Sources: Handbook of Unemployment Insurance Financial Data, ETA Handbook 394
Office of Workforce Security, Employment and Training Administration, U.S. Department of Labor

 

Michigan, which raised its taxable wage base from $8,000 to $9,000 over the 26 years, has recently been replacing lost wages at a lower rate than earlier. It is worth noting here that California and Michigan, the states with the greatest indebtedness as of September 15, 2009, have MWBAs that are less than half their respective AWWs. The examples of these four states and others in Table 2 that increased benefits to keep pace with inflation but did not expand their taxing effort should raise caution flags among states that are interested in raising benefits in line with inflation.

If a state raises benefits and wishes to balance that action to maintain solvency, it can do so by increasing its revenue stream. While this is not a novel concept, “the devil is in the detail.” Does a state raise the employer tax base, change the tax tables so that the levies produce the newly needed amounts, impose surcharges or solvency taxes, combine all of these, or create another option?

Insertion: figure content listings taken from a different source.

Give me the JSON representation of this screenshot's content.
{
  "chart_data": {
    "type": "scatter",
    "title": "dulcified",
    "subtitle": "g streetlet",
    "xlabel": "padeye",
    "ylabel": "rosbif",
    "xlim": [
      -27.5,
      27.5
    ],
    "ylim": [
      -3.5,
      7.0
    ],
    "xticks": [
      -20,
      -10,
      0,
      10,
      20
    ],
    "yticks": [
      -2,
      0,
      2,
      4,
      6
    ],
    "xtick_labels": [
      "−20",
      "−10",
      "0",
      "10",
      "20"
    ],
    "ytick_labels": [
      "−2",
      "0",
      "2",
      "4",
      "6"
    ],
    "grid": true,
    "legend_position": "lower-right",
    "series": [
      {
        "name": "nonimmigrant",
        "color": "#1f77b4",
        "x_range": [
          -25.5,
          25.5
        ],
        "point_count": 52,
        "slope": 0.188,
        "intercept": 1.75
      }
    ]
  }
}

A low tax base is not necessarily the sole cause of a state being in debt. At the start of a downturn, the available balance in a state’s trust fund, the responsiveness of a state’s tax system to replenish drawdowns, tax base increases, solvency assessments or surcharges, and diversity in industry and employment mix may all be factors.

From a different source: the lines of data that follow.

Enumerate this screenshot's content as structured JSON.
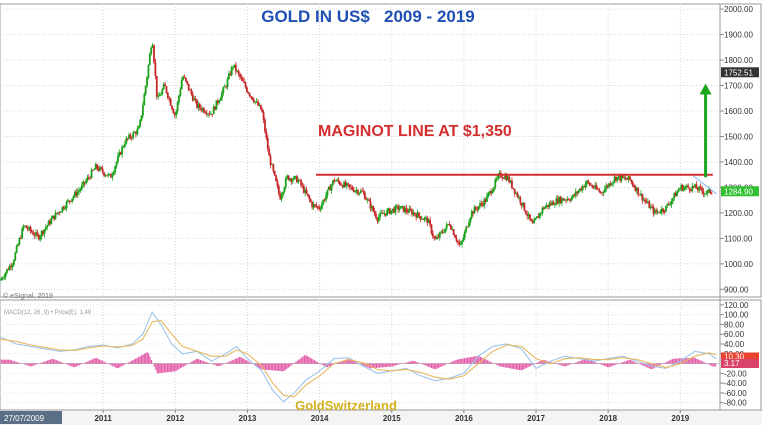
{
  "chart_data": [
    {
      "type": "candlestick",
      "title": "GOLD IN US$   2009 - 2019",
      "ylim": [
        870,
        2020
      ],
      "y_ticks": [
        900,
        1000,
        1100,
        1200,
        1300,
        1400,
        1500,
        1600,
        1700,
        1800,
        1900,
        2000
      ],
      "y_tick_labels": [
        "900.00",
        "1000.00",
        "1100.00",
        "1200.00",
        "1300.00",
        "1400.00",
        "1500.00",
        "1600.00",
        "1700.00",
        "1800.00",
        "1900.00",
        "2000.00"
      ],
      "x_range": [
        2009.57,
        2019.55
      ],
      "x_ticks": [
        2011,
        2012,
        2013,
        2014,
        2015,
        2016,
        2017,
        2018,
        2019
      ],
      "x_tick_labels": [
        "2011",
        "2012",
        "2013",
        "2014",
        "2015",
        "2016",
        "2017",
        "2018",
        "2019"
      ],
      "start_date_label": "27/07/2009",
      "price_series": {
        "x": [
          2009.57,
          2009.75,
          2009.9,
          2010.1,
          2010.3,
          2010.5,
          2010.7,
          2010.9,
          2011.1,
          2011.3,
          2011.5,
          2011.6,
          2011.68,
          2011.75,
          2011.85,
          2012.0,
          2012.1,
          2012.3,
          2012.5,
          2012.7,
          2012.8,
          2013.0,
          2013.2,
          2013.3,
          2013.45,
          2013.55,
          2013.7,
          2013.9,
          2014.0,
          2014.2,
          2014.4,
          2014.6,
          2014.8,
          2014.9,
          2015.1,
          2015.3,
          2015.5,
          2015.6,
          2015.8,
          2015.95,
          2016.1,
          2016.3,
          2016.5,
          2016.6,
          2016.8,
          2016.95,
          2017.1,
          2017.3,
          2017.5,
          2017.7,
          2017.9,
          2018.1,
          2018.3,
          2018.5,
          2018.65,
          2018.8,
          2019.0,
          2019.2,
          2019.35,
          2019.45
        ],
        "close": [
          935,
          1010,
          1150,
          1105,
          1180,
          1240,
          1300,
          1380,
          1340,
          1480,
          1530,
          1720,
          1890,
          1640,
          1700,
          1580,
          1740,
          1620,
          1590,
          1700,
          1780,
          1680,
          1600,
          1420,
          1260,
          1340,
          1330,
          1230,
          1220,
          1330,
          1300,
          1280,
          1180,
          1200,
          1220,
          1200,
          1170,
          1090,
          1160,
          1065,
          1200,
          1250,
          1350,
          1340,
          1240,
          1150,
          1220,
          1250,
          1260,
          1320,
          1280,
          1340,
          1330,
          1250,
          1200,
          1220,
          1300,
          1300,
          1280,
          1285
        ]
      },
      "current_price_label": "1284.90",
      "target_price_label": "1752.51",
      "annotations": {
        "maginot_label": "MAGINOT LINE AT $1,350",
        "maginot_level": 1350,
        "maginot_start_x": 2013.95,
        "maginot_end_x": 2019.45,
        "arrow_from": 1340,
        "arrow_to": 1700,
        "arrow_x": 2019.35
      },
      "copyright": "© eSignal, 2019",
      "colors": {
        "up": "#1aa11a",
        "down": "#c62828",
        "maginot": "#d32f2f",
        "arrow": "#1ea51e",
        "title": "#1f4fb3",
        "price_tag": "#30c030",
        "target_tag": "#333333"
      }
    },
    {
      "type": "line",
      "indicator_label": "MACD(12, 26, 9) • Price(E): 1.49",
      "ylim": [
        -95,
        130
      ],
      "y_ticks": [
        120,
        100,
        80,
        60,
        40,
        20,
        -20,
        -40,
        -60,
        -80
      ],
      "y_tick_labels": [
        "120.00",
        "100.00",
        "80.00",
        "60.00",
        "40.00",
        "20.00",
        "-20.00",
        "-40.00",
        "-60.00",
        "-80.00"
      ],
      "series": [
        {
          "x": [
            2009.57,
            2009.8,
            2010.0,
            2010.2,
            2010.4,
            2010.6,
            2010.8,
            2011.0,
            2011.2,
            2011.4,
            2011.55,
            2011.68,
            2011.8,
            2011.95,
            2012.1,
            2012.3,
            2012.5,
            2012.7,
            2012.85,
            2013.0,
            2013.2,
            2013.35,
            2013.5,
            2013.65,
            2013.8,
            2014.0,
            2014.2,
            2014.4,
            2014.6,
            2014.8,
            2015.0,
            2015.2,
            2015.4,
            2015.6,
            2015.8,
            2016.0,
            2016.2,
            2016.4,
            2016.6,
            2016.8,
            2017.0,
            2017.2,
            2017.4,
            2017.6,
            2017.8,
            2018.0,
            2018.2,
            2018.4,
            2018.6,
            2018.8,
            2019.0,
            2019.2,
            2019.4,
            2019.5
          ],
          "values": [
            55,
            40,
            35,
            30,
            25,
            28,
            35,
            38,
            32,
            40,
            60,
            105,
            80,
            40,
            20,
            25,
            5,
            20,
            35,
            10,
            -15,
            -55,
            -78,
            -60,
            -35,
            -15,
            10,
            12,
            -5,
            -20,
            -15,
            -10,
            -25,
            -35,
            -30,
            -20,
            15,
            35,
            40,
            30,
            -10,
            5,
            15,
            10,
            5,
            10,
            15,
            5,
            -5,
            -10,
            5,
            25,
            20,
            10
          ],
          "style": {
            "color": "#9ec4ea"
          }
        },
        {
          "x": [
            2009.57,
            2009.8,
            2010.0,
            2010.2,
            2010.4,
            2010.6,
            2010.8,
            2011.0,
            2011.2,
            2011.4,
            2011.55,
            2011.68,
            2011.8,
            2011.95,
            2012.1,
            2012.3,
            2012.5,
            2012.7,
            2012.85,
            2013.0,
            2013.2,
            2013.35,
            2013.5,
            2013.65,
            2013.8,
            2014.0,
            2014.2,
            2014.4,
            2014.6,
            2014.8,
            2015.0,
            2015.2,
            2015.4,
            2015.6,
            2015.8,
            2016.0,
            2016.2,
            2016.4,
            2016.6,
            2016.8,
            2017.0,
            2017.2,
            2017.4,
            2017.6,
            2017.8,
            2018.0,
            2018.2,
            2018.4,
            2018.6,
            2018.8,
            2019.0,
            2019.2,
            2019.4,
            2019.5
          ],
          "values": [
            50,
            45,
            38,
            33,
            28,
            27,
            32,
            36,
            34,
            37,
            50,
            85,
            88,
            60,
            35,
            25,
            15,
            15,
            28,
            20,
            -5,
            -40,
            -65,
            -68,
            -45,
            -25,
            0,
            8,
            2,
            -12,
            -15,
            -12,
            -18,
            -28,
            -32,
            -25,
            0,
            25,
            38,
            35,
            10,
            0,
            10,
            12,
            8,
            8,
            12,
            8,
            0,
            -8,
            0,
            15,
            22,
            18
          ],
          "style": {
            "color": "#e8b860"
          }
        }
      ],
      "histogram": {
        "x": [
          2009.7,
          2010.0,
          2010.3,
          2010.6,
          2010.9,
          2011.2,
          2011.5,
          2011.62,
          2011.75,
          2012.0,
          2012.3,
          2012.6,
          2012.9,
          2013.2,
          2013.5,
          2013.8,
          2014.1,
          2014.4,
          2014.7,
          2015.0,
          2015.3,
          2015.6,
          2015.9,
          2016.2,
          2016.5,
          2016.8,
          2017.1,
          2017.4,
          2017.7,
          2018.0,
          2018.3,
          2018.6,
          2018.9,
          2019.2,
          2019.45
        ],
        "values": [
          8,
          -6,
          10,
          -8,
          12,
          -10,
          14,
          24,
          -20,
          -16,
          10,
          -6,
          14,
          -12,
          -16,
          18,
          -8,
          10,
          -10,
          -6,
          6,
          -12,
          8,
          16,
          -6,
          -14,
          8,
          -6,
          10,
          -8,
          8,
          -12,
          10,
          12,
          -6
        ]
      },
      "value_tag_1": "10.30",
      "value_tag_2": "3.17",
      "colors": {
        "histogram": "#e35aa8",
        "tag1": "#e8412e",
        "tag2": "#d9436b"
      }
    }
  ],
  "watermark": "GoldSwitzerland"
}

Minnesota is a good example (see Table 2). Minnesota has a comparatively high tax base, a very progressive and broad experience rating system (the system by which an employer’s UI tax rate is determined based on their previous use of UI), and a high maximum weekly benefit amount, so our replacement ratio is high. However, even under these conditions, the recession has taken its toll. While our auto and auto parts manufacturing sector is not nearly as important as for the rest of the Great Lakes states, our manufacturing sector overall has experienced substantial losses. Our construction, financial, real estate, and retail trade sectors have mirrored what has happened at the national level, suffering much the same rates of closure, downsizing, and layoff.

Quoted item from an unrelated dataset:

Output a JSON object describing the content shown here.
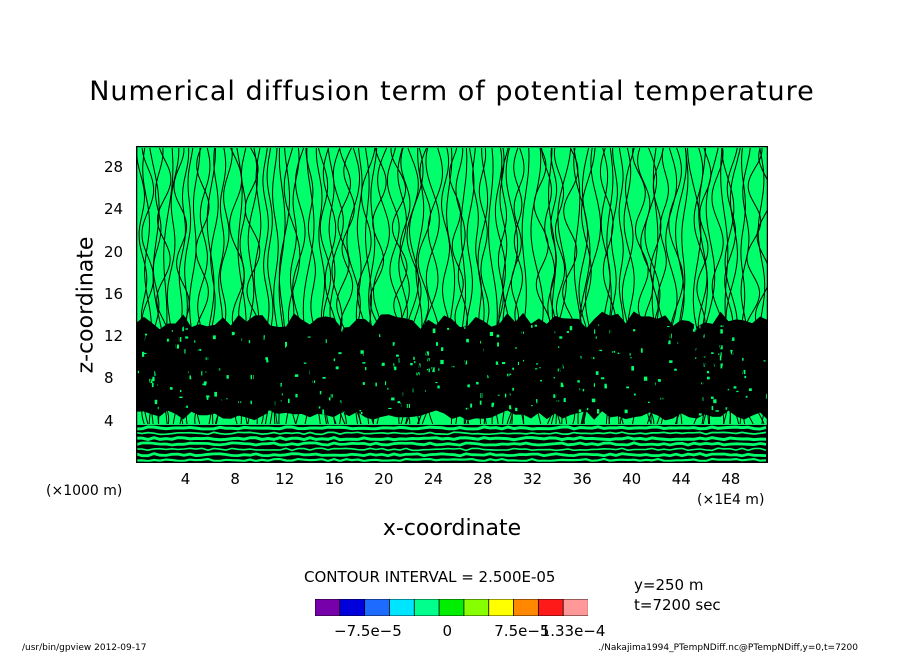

The ongoing slump has made demands on Minnesota’s UI benefit and tax systems that have been greater than our ability to fund those demands. We started 2008 with $592 million in our UI Trust Fund; we ended 2008 with $496 million in the fund. By September 15, 2009, we had borrowed $27 million. We went through the $496 million in the fund, an additional $130 million in American Reinvestment and Recovery Act funds, $566 million in Minnesota deposits through July, and an estimated $69 million for August and into September. That means that we have paid out about $1.3 billion in regular UI benefits through mid-September. While Minnesota’s situation is not unique, it is a quick example of how economic conditions can overwhelm a system before it can respond. The UI Trust Fund balance at the start of a downturn, the responsiveness and elasticity of the tax system and the taxable wage base on which taxes are levied all affect whether or not a state remains solvent or goes into debt when mired in a recession of this severity. But this recession has overwhelmed even relatively good planning and policy measures.